The other two teams that presented were Technologies for Integrated Photonic Sensors, or TIPS, which developed a solution that addresses problems related to using integrated photonic chips in sensors; and HydroHome, which identified a mechanism for sustaining deep sea microorganisms in a laboratory setting.

The teams gave oral and poster presentations to judges and attendees as the last step of the competition. MADMEC is a competition for student teams to develop and build technologies that use materials science to address problems of sustainability. Teams are provided with lab space, up to $1,000 in funding, and expert guidance to work through a series of developmental milestones and develop a prototype.

“The real goal here is for students to do some prototyping, get their hands dirty, literally and figuratively, and learn how to drive a project,” Michael Tarkanian, a senior lecturer in Department of Materials Science and Engineering (DMSE) who runs MADMEC, said during opening remarks.

MADMEC is hosted by DMSE and sponsored by Saint Gobain and the Dow Chemical Company. It is different from accelerators and startup competitions on campus in that it focuses on research and prototyping rather than developing business plans and starting a company.
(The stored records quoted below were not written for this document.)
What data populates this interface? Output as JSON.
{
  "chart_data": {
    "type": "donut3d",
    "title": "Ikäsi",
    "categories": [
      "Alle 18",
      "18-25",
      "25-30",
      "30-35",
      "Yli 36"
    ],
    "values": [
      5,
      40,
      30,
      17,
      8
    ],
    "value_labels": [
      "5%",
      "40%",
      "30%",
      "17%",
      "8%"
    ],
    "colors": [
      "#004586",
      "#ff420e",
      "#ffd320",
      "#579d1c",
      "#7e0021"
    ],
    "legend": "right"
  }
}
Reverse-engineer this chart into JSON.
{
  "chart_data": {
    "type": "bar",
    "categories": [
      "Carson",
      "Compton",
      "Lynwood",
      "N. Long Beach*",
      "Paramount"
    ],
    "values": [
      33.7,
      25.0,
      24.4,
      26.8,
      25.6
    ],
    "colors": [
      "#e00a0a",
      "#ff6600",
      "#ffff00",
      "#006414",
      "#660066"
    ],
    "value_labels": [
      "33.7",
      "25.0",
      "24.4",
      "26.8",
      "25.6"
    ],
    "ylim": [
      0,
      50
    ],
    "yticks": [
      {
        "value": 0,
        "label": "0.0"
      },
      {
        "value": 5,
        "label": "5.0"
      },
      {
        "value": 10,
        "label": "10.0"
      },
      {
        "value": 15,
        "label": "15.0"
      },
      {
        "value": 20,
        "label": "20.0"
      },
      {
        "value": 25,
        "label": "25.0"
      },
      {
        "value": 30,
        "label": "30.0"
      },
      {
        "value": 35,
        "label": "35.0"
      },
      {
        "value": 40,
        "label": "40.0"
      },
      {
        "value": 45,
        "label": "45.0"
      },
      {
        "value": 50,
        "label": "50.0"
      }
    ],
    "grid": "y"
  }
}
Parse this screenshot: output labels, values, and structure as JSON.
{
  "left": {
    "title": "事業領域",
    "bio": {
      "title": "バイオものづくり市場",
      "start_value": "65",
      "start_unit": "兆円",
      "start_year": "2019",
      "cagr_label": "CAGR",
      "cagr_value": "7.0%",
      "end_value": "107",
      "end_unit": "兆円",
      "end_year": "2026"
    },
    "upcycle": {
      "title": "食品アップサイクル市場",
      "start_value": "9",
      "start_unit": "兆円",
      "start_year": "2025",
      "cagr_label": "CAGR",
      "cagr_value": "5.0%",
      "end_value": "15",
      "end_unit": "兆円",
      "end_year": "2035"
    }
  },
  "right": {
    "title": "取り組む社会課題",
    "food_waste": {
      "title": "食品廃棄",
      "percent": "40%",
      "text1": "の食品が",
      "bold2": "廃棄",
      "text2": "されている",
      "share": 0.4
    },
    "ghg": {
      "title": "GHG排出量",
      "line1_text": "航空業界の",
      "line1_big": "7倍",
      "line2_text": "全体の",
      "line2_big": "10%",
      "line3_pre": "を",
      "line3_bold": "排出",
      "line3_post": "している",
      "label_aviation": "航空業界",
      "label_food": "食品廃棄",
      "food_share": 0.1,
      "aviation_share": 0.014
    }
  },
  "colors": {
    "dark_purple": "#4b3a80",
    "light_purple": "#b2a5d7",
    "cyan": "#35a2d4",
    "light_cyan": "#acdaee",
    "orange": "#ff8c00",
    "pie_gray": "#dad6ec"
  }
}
Tarkanian says that approach allows students to pursue ideas they may not think are immediately commercially viable.

“[MADMEC’s] emphasis is on students getting experience with hands-on materials processing, and learning how to run their own research project,” Tarkanian explained.

That said, since MADMEC’s founding in 2007, a number of participants have gone on to win larger competitions and start companies, including AquaFresco (the 2014 MADMEC winner), Embr (2013 winner) and Clear Motion (formerly Levant Power, third-place winner in 2007).

The judges of this year’s competition were C. Cem Taşan, the Thomas B. King Career Development Professor of Metallurgy at MIT; Thomas Kalantar PhD ’90 of Dow Chemical; Nicholas Orf PhD ’09 of Saint Gobain; and Ockert Van Der Schijff of Exponent.